MELBOURNE — Workers at Flair Menswear Preston, manufacturers of Hugo Boss fashions, held a victory barbecue on the morning of March 18, after a two-week picket.

A planned solidarity sausage sizzle at the factory's three gates with construction and manufacturing union members became a victory feast when the employers decided to settle in the workers' favour late on March 17.

Management gave in to the workers, who were sacked by Flair management and were demanding: four weeks' redundancy pay each year for those workers who had been employed at Flair for less than four years; three weeks' pay per year for those who had been employed for more than four years; pro-rata long service leave entitlements after five years' work; holiday and sick leave; and payment for their final month, including the fortnight spent on the picket line.

Victor Brincat, one of the workers, said that on the picket "we shed a lot of tears but we shed a lot of fears". Anamaria Ianncona movingly described the solidarity the picketing workers received from other unionists.

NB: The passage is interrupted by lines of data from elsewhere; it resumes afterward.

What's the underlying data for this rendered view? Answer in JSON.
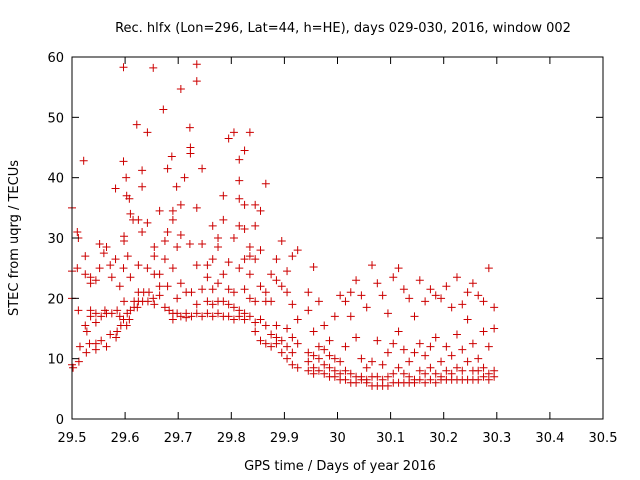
{
  "chart_data": {
    "type": "scatter",
    "title": "Rec. hlfx (Lon=296, Lat=44, h=HE), days 029-030, 2016, window 002",
    "xlabel": "GPS time / Days of year 2016",
    "ylabel": "STEC from uqrg / TECUs",
    "xlim": [
      29.5,
      30.5
    ],
    "ylim": [
      0,
      60
    ],
    "xticks": [
      "29.5",
      "29.6",
      "29.7",
      "29.8",
      "29.9",
      "30",
      "30.1",
      "30.2",
      "30.3",
      "30.4",
      "30.5"
    ],
    "yticks": [
      "0",
      "10",
      "20",
      "30",
      "40",
      "50",
      "60"
    ],
    "grid": false,
    "legend": "none",
    "marker": "plus",
    "color": "#cc0000",
    "points": [
      [
        29.5,
        35.0
      ],
      [
        29.5,
        24.5
      ],
      [
        29.5,
        20.0
      ],
      [
        29.5,
        9.0
      ],
      [
        29.502,
        8.5
      ],
      [
        29.51,
        31.0
      ],
      [
        29.512,
        30.0
      ],
      [
        29.51,
        25.0
      ],
      [
        29.512,
        18.0
      ],
      [
        29.515,
        12.0
      ],
      [
        29.513,
        9.5
      ],
      [
        29.522,
        42.8
      ],
      [
        29.525,
        27.0
      ],
      [
        29.525,
        24.0
      ],
      [
        29.525,
        15.5
      ],
      [
        29.528,
        14.5
      ],
      [
        29.527,
        11.0
      ],
      [
        29.535,
        23.5
      ],
      [
        29.535,
        22.5
      ],
      [
        29.535,
        18.0
      ],
      [
        29.535,
        17.0
      ],
      [
        29.533,
        12.5
      ],
      [
        29.545,
        23.0
      ],
      [
        29.545,
        17.5
      ],
      [
        29.545,
        16.0
      ],
      [
        29.545,
        12.5
      ],
      [
        29.545,
        11.5
      ],
      [
        29.552,
        29.0
      ],
      [
        29.552,
        25.0
      ],
      [
        29.555,
        17.0
      ],
      [
        29.555,
        13.0
      ],
      [
        29.56,
        27.5
      ],
      [
        29.565,
        28.5
      ],
      [
        29.562,
        18.0
      ],
      [
        29.565,
        17.5
      ],
      [
        29.565,
        12.0
      ],
      [
        29.572,
        25.5
      ],
      [
        29.575,
        23.5
      ],
      [
        29.575,
        17.5
      ],
      [
        29.572,
        14.0
      ],
      [
        29.582,
        38.2
      ],
      [
        29.582,
        26.5
      ],
      [
        29.585,
        18.0
      ],
      [
        29.585,
        14.5
      ],
      [
        29.583,
        13.5
      ],
      [
        29.59,
        22.0
      ],
      [
        29.59,
        17.0
      ],
      [
        29.592,
        15.5
      ],
      [
        29.597,
        58.3
      ],
      [
        29.597,
        42.7
      ],
      [
        29.598,
        30.3
      ],
      [
        29.598,
        29.5
      ],
      [
        29.597,
        25.0
      ],
      [
        29.598,
        19.5
      ],
      [
        29.597,
        16.5
      ],
      [
        29.602,
        40.0
      ],
      [
        29.603,
        37.0
      ],
      [
        29.605,
        27.0
      ],
      [
        29.604,
        17.5
      ],
      [
        29.603,
        15.5
      ],
      [
        29.608,
        36.5
      ],
      [
        29.61,
        34.0
      ],
      [
        29.61,
        23.5
      ],
      [
        29.61,
        18.0
      ],
      [
        29.608,
        16.5
      ],
      [
        29.615,
        33.0
      ],
      [
        29.617,
        19.5
      ],
      [
        29.617,
        18.5
      ],
      [
        29.622,
        48.8
      ],
      [
        29.625,
        33.0
      ],
      [
        29.625,
        25.5
      ],
      [
        29.625,
        21.0
      ],
      [
        29.625,
        19.5
      ],
      [
        29.623,
        18.5
      ],
      [
        29.632,
        41.2
      ],
      [
        29.632,
        38.5
      ],
      [
        29.632,
        31.0
      ],
      [
        29.635,
        21.0
      ],
      [
        29.633,
        19.5
      ],
      [
        29.642,
        47.5
      ],
      [
        29.642,
        32.5
      ],
      [
        29.642,
        25.0
      ],
      [
        29.645,
        21.0
      ],
      [
        29.643,
        19.5
      ],
      [
        29.653,
        58.2
      ],
      [
        29.655,
        28.5
      ],
      [
        29.655,
        27.0
      ],
      [
        29.655,
        24.0
      ],
      [
        29.653,
        20.0
      ],
      [
        29.655,
        19.0
      ],
      [
        29.665,
        34.5
      ],
      [
        29.665,
        24.0
      ],
      [
        29.665,
        22.0
      ],
      [
        29.665,
        20.5
      ],
      [
        29.672,
        51.3
      ],
      [
        29.675,
        29.5
      ],
      [
        29.675,
        26.5
      ],
      [
        29.675,
        18.5
      ],
      [
        29.68,
        41.5
      ],
      [
        29.68,
        31.0
      ],
      [
        29.68,
        22.0
      ],
      [
        29.683,
        18.0
      ],
      [
        29.688,
        43.5
      ],
      [
        29.69,
        34.5
      ],
      [
        29.69,
        33.0
      ],
      [
        29.69,
        25.0
      ],
      [
        29.69,
        17.5
      ],
      [
        29.69,
        16.5
      ],
      [
        29.697,
        38.5
      ],
      [
        29.698,
        28.5
      ],
      [
        29.698,
        20.0
      ],
      [
        29.698,
        17.5
      ],
      [
        29.705,
        54.7
      ],
      [
        29.705,
        35.5
      ],
      [
        29.705,
        30.5
      ],
      [
        29.705,
        22.5
      ],
      [
        29.705,
        17.0
      ],
      [
        29.712,
        40.0
      ],
      [
        29.715,
        21.0
      ],
      [
        29.715,
        17.5
      ],
      [
        29.715,
        16.8
      ],
      [
        29.722,
        48.3
      ],
      [
        29.723,
        45.0
      ],
      [
        29.723,
        44.0
      ],
      [
        29.722,
        29.0
      ],
      [
        29.725,
        21.0
      ],
      [
        29.725,
        17.0
      ],
      [
        29.735,
        58.8
      ],
      [
        29.735,
        56.0
      ],
      [
        29.735,
        35.0
      ],
      [
        29.735,
        25.5
      ],
      [
        29.735,
        19.0
      ],
      [
        29.735,
        17.5
      ],
      [
        29.745,
        41.5
      ],
      [
        29.745,
        29.0
      ],
      [
        29.745,
        21.5
      ],
      [
        29.745,
        17.0
      ],
      [
        29.755,
        25.5
      ],
      [
        29.755,
        23.5
      ],
      [
        29.755,
        19.5
      ],
      [
        29.755,
        17.5
      ],
      [
        29.765,
        32.0
      ],
      [
        29.765,
        26.5
      ],
      [
        29.765,
        21.5
      ],
      [
        29.765,
        19.0
      ],
      [
        29.765,
        17.0
      ],
      [
        29.775,
        30.0
      ],
      [
        29.775,
        28.5
      ],
      [
        29.775,
        22.5
      ],
      [
        29.775,
        19.5
      ],
      [
        29.775,
        17.5
      ],
      [
        29.785,
        37.0
      ],
      [
        29.785,
        33.0
      ],
      [
        29.785,
        24.0
      ],
      [
        29.785,
        19.5
      ],
      [
        29.785,
        17.0
      ],
      [
        29.795,
        46.5
      ],
      [
        29.795,
        26.0
      ],
      [
        29.795,
        21.5
      ],
      [
        29.795,
        19.0
      ],
      [
        29.795,
        17.0
      ],
      [
        29.805,
        47.5
      ],
      [
        29.805,
        30.0
      ],
      [
        29.805,
        21.0
      ],
      [
        29.805,
        18.5
      ],
      [
        29.805,
        16.5
      ],
      [
        29.815,
        43.0
      ],
      [
        29.815,
        39.5
      ],
      [
        29.815,
        36.5
      ],
      [
        29.815,
        32.0
      ],
      [
        29.815,
        25.0
      ],
      [
        29.815,
        18.0
      ],
      [
        29.815,
        17.0
      ],
      [
        29.825,
        44.5
      ],
      [
        29.825,
        35.5
      ],
      [
        29.825,
        31.5
      ],
      [
        29.825,
        26.5
      ],
      [
        29.825,
        21.5
      ],
      [
        29.825,
        17.5
      ],
      [
        29.825,
        16.5
      ],
      [
        29.835,
        47.5
      ],
      [
        29.835,
        28.5
      ],
      [
        29.835,
        27.0
      ],
      [
        29.835,
        24.0
      ],
      [
        29.835,
        20.0
      ],
      [
        29.835,
        17.0
      ],
      [
        29.845,
        35.5
      ],
      [
        29.845,
        32.0
      ],
      [
        29.845,
        26.5
      ],
      [
        29.845,
        19.5
      ],
      [
        29.845,
        16.0
      ],
      [
        29.845,
        14.5
      ],
      [
        29.855,
        34.5
      ],
      [
        29.855,
        28.0
      ],
      [
        29.855,
        22.0
      ],
      [
        29.855,
        16.5
      ],
      [
        29.855,
        13.0
      ],
      [
        29.865,
        39.0
      ],
      [
        29.865,
        21.0
      ],
      [
        29.865,
        19.5
      ],
      [
        29.865,
        15.5
      ],
      [
        29.865,
        12.5
      ],
      [
        29.875,
        24.0
      ],
      [
        29.875,
        19.5
      ],
      [
        29.875,
        14.0
      ],
      [
        29.875,
        12.0
      ],
      [
        29.885,
        26.5
      ],
      [
        29.885,
        23.0
      ],
      [
        29.885,
        15.5
      ],
      [
        29.885,
        13.5
      ],
      [
        29.885,
        12.5
      ],
      [
        29.895,
        29.5
      ],
      [
        29.895,
        22.0
      ],
      [
        29.895,
        13.0
      ],
      [
        29.895,
        11.0
      ],
      [
        29.905,
        24.5
      ],
      [
        29.905,
        21.0
      ],
      [
        29.905,
        15.0
      ],
      [
        29.905,
        12.0
      ],
      [
        29.905,
        10.0
      ],
      [
        29.915,
        27.0
      ],
      [
        29.915,
        19.0
      ],
      [
        29.915,
        13.5
      ],
      [
        29.915,
        11.0
      ],
      [
        29.915,
        9.0
      ],
      [
        29.925,
        28.0
      ],
      [
        29.925,
        16.5
      ],
      [
        29.925,
        12.5
      ],
      [
        29.925,
        8.5
      ],
      [
        29.945,
        21.0
      ],
      [
        29.945,
        18.0
      ],
      [
        29.945,
        11.0
      ],
      [
        29.945,
        9.5
      ],
      [
        29.945,
        8.0
      ],
      [
        29.955,
        25.2
      ],
      [
        29.955,
        14.5
      ],
      [
        29.955,
        10.5
      ],
      [
        29.955,
        8.5
      ],
      [
        29.955,
        7.5
      ],
      [
        29.965,
        19.5
      ],
      [
        29.965,
        12.0
      ],
      [
        29.965,
        10.0
      ],
      [
        29.965,
        8.0
      ],
      [
        29.975,
        15.5
      ],
      [
        29.975,
        11.5
      ],
      [
        29.975,
        9.0
      ],
      [
        29.975,
        7.5
      ],
      [
        29.985,
        13.0
      ],
      [
        29.985,
        10.5
      ],
      [
        29.985,
        8.5
      ],
      [
        29.985,
        7.0
      ],
      [
        29.995,
        17.0
      ],
      [
        29.995,
        10.0
      ],
      [
        29.995,
        8.0
      ],
      [
        29.995,
        7.0
      ],
      [
        30.005,
        20.5
      ],
      [
        30.005,
        9.5
      ],
      [
        30.005,
        7.5
      ],
      [
        30.005,
        6.5
      ],
      [
        30.015,
        19.5
      ],
      [
        30.015,
        12.0
      ],
      [
        30.015,
        8.0
      ],
      [
        30.015,
        6.5
      ],
      [
        30.025,
        21.0
      ],
      [
        30.025,
        17.0
      ],
      [
        30.025,
        7.5
      ],
      [
        30.025,
        6.0
      ],
      [
        30.035,
        23.0
      ],
      [
        30.035,
        13.5
      ],
      [
        30.035,
        7.0
      ],
      [
        30.035,
        6.0
      ],
      [
        30.045,
        20.5
      ],
      [
        30.045,
        10.0
      ],
      [
        30.045,
        7.0
      ],
      [
        30.045,
        6.5
      ],
      [
        30.055,
        18.5
      ],
      [
        30.055,
        8.5
      ],
      [
        30.055,
        6.5
      ],
      [
        30.055,
        6.0
      ],
      [
        30.065,
        25.5
      ],
      [
        30.065,
        9.5
      ],
      [
        30.065,
        7.0
      ],
      [
        30.065,
        5.5
      ],
      [
        30.075,
        22.5
      ],
      [
        30.075,
        13.0
      ],
      [
        30.075,
        7.0
      ],
      [
        30.075,
        5.5
      ],
      [
        30.085,
        20.5
      ],
      [
        30.085,
        9.0
      ],
      [
        30.085,
        6.5
      ],
      [
        30.085,
        5.5
      ],
      [
        30.095,
        17.5
      ],
      [
        30.095,
        11.0
      ],
      [
        30.095,
        7.0
      ],
      [
        30.095,
        5.5
      ],
      [
        30.105,
        23.5
      ],
      [
        30.105,
        12.5
      ],
      [
        30.105,
        7.5
      ],
      [
        30.105,
        6.0
      ],
      [
        30.115,
        25.0
      ],
      [
        30.115,
        14.5
      ],
      [
        30.115,
        8.5
      ],
      [
        30.115,
        6.0
      ],
      [
        30.125,
        21.5
      ],
      [
        30.125,
        11.5
      ],
      [
        30.125,
        7.5
      ],
      [
        30.125,
        6.0
      ],
      [
        30.135,
        20.0
      ],
      [
        30.135,
        9.5
      ],
      [
        30.135,
        7.0
      ],
      [
        30.135,
        6.0
      ],
      [
        30.145,
        17.0
      ],
      [
        30.145,
        11.0
      ],
      [
        30.145,
        6.5
      ],
      [
        30.145,
        6.0
      ],
      [
        30.155,
        23.0
      ],
      [
        30.155,
        12.5
      ],
      [
        30.155,
        8.0
      ],
      [
        30.155,
        6.5
      ],
      [
        30.165,
        19.5
      ],
      [
        30.165,
        10.5
      ],
      [
        30.165,
        7.5
      ],
      [
        30.165,
        6.0
      ],
      [
        30.175,
        21.5
      ],
      [
        30.175,
        12.0
      ],
      [
        30.175,
        8.5
      ],
      [
        30.175,
        6.5
      ],
      [
        30.185,
        20.5
      ],
      [
        30.185,
        13.5
      ],
      [
        30.185,
        7.5
      ],
      [
        30.185,
        6.0
      ],
      [
        30.195,
        20.0
      ],
      [
        30.195,
        9.5
      ],
      [
        30.195,
        7.0
      ],
      [
        30.195,
        6.5
      ],
      [
        30.205,
        22.0
      ],
      [
        30.205,
        12.0
      ],
      [
        30.205,
        8.0
      ],
      [
        30.205,
        6.5
      ],
      [
        30.215,
        18.5
      ],
      [
        30.215,
        10.5
      ],
      [
        30.215,
        7.5
      ],
      [
        30.215,
        6.5
      ],
      [
        30.225,
        23.5
      ],
      [
        30.225,
        14.0
      ],
      [
        30.225,
        8.5
      ],
      [
        30.225,
        6.5
      ],
      [
        30.235,
        19.0
      ],
      [
        30.235,
        11.5
      ],
      [
        30.235,
        8.0
      ],
      [
        30.235,
        6.5
      ],
      [
        30.245,
        21.0
      ],
      [
        30.245,
        16.5
      ],
      [
        30.245,
        9.5
      ],
      [
        30.245,
        6.5
      ],
      [
        30.255,
        22.5
      ],
      [
        30.255,
        12.5
      ],
      [
        30.255,
        8.0
      ],
      [
        30.255,
        6.5
      ],
      [
        30.265,
        20.5
      ],
      [
        30.265,
        10.0
      ],
      [
        30.265,
        8.0
      ],
      [
        30.265,
        6.5
      ],
      [
        30.275,
        19.5
      ],
      [
        30.275,
        14.5
      ],
      [
        30.275,
        8.5
      ],
      [
        30.275,
        7.0
      ],
      [
        30.285,
        25.0
      ],
      [
        30.285,
        12.0
      ],
      [
        30.285,
        7.5
      ],
      [
        30.285,
        6.5
      ],
      [
        30.295,
        18.5
      ],
      [
        30.295,
        15.0
      ],
      [
        30.295,
        8.0
      ],
      [
        30.295,
        7.0
      ]
    ]
  }
}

Dean Mighell from the Electrical Trades Union and Leigh Hubbard from the Victorian Trades Hall Council gave toasts at the celebration.

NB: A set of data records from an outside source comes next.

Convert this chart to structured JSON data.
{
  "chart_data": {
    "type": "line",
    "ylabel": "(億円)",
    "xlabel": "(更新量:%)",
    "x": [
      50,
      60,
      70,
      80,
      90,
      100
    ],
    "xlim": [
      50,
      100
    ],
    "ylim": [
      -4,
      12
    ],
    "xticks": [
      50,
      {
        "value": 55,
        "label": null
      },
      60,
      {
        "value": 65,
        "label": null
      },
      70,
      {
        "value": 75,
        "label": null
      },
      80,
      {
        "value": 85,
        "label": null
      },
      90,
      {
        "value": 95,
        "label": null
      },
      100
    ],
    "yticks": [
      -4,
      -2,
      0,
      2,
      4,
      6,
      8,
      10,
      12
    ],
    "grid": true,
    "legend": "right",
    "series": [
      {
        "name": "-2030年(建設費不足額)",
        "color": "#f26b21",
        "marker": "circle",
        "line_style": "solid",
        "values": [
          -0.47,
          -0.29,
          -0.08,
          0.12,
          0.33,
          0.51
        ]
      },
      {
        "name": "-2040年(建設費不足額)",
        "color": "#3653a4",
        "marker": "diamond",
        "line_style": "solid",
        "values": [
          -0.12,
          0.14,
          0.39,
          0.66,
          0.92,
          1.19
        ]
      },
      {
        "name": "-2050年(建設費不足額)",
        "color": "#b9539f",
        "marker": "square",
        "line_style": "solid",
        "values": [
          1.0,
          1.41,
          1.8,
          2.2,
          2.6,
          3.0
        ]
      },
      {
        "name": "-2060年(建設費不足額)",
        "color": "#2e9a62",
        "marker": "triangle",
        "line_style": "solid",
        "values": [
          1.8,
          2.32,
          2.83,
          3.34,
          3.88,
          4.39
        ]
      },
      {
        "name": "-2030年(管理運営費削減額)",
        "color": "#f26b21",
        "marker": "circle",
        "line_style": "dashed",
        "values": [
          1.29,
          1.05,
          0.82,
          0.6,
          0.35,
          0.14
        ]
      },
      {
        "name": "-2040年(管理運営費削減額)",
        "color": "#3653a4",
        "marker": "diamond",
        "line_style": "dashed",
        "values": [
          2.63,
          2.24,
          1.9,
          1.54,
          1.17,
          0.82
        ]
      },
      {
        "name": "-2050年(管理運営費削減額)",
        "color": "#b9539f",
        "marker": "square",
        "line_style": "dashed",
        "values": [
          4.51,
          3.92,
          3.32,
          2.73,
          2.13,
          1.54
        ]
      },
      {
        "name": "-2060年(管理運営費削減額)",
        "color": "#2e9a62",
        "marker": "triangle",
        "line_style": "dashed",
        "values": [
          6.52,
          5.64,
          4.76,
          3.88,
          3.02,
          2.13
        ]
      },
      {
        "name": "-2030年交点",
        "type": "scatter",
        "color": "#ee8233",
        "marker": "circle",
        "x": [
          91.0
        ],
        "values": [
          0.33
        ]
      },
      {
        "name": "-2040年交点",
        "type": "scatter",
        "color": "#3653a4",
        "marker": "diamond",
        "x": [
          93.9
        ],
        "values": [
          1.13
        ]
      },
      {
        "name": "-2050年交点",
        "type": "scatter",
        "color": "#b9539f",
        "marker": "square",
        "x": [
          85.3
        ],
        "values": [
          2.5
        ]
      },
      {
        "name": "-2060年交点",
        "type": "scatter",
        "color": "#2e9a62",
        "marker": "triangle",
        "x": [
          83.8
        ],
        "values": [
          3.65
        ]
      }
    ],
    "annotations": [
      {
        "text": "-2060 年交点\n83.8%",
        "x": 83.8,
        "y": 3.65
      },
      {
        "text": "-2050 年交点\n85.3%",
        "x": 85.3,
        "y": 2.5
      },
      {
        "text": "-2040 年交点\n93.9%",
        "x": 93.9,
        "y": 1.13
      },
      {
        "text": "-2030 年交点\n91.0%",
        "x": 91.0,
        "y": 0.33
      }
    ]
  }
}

Mighell declared that the workers' victory was an example of "unionism at its best". "No one will walk away from this and not be a unionist forever", he said. Hubbard congratulated the Textile Clothing and Footwear Union of Australia for an intelligent and militant campaign. The workers applauded TCFUA organisers Michelle O'Neil and Jenny Kruschel.

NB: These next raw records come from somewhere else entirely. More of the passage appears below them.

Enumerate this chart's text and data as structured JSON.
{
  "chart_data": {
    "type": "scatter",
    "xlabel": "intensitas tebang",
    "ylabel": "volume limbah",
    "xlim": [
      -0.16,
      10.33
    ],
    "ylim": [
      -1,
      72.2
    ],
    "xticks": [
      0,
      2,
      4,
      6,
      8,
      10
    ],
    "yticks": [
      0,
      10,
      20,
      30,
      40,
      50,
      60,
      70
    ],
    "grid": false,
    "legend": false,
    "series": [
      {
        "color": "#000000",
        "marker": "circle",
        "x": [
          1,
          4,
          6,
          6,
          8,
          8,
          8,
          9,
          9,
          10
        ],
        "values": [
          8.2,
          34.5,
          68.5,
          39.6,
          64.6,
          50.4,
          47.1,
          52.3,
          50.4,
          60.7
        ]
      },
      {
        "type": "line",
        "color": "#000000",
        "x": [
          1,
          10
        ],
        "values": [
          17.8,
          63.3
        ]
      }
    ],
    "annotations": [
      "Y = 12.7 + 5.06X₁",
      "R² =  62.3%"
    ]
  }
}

Throughout the struggle, the employers tried to get trucks through the picket line to remove goods from the factory. Two people were injured in separate violent attacks by the employers. One protester suffered grazing and bruising as he was flung onto a fence, while a woman was pushed in front of a truck and had to be taken to hospital. Both are likely to take legal action against the owners of the company.

The mostly women workers also faced intimidatory tactics by police. At one stage, four busloads of cops descended on a group of 10 women and violently broke up their picket. However, when a company director assaulted a picketer, the sergeant on duty refused to take action.

The guest of honour at the celebration breakfast was Lulu, the canine champion of the working class. On March 13, Lulu was helping block a company director from leaving by the main gate when the automatic electronic gates closed on his car, ruining the front panel. "We love Lulu" was the chant.

From Green Left Weekly, March 27, 2002.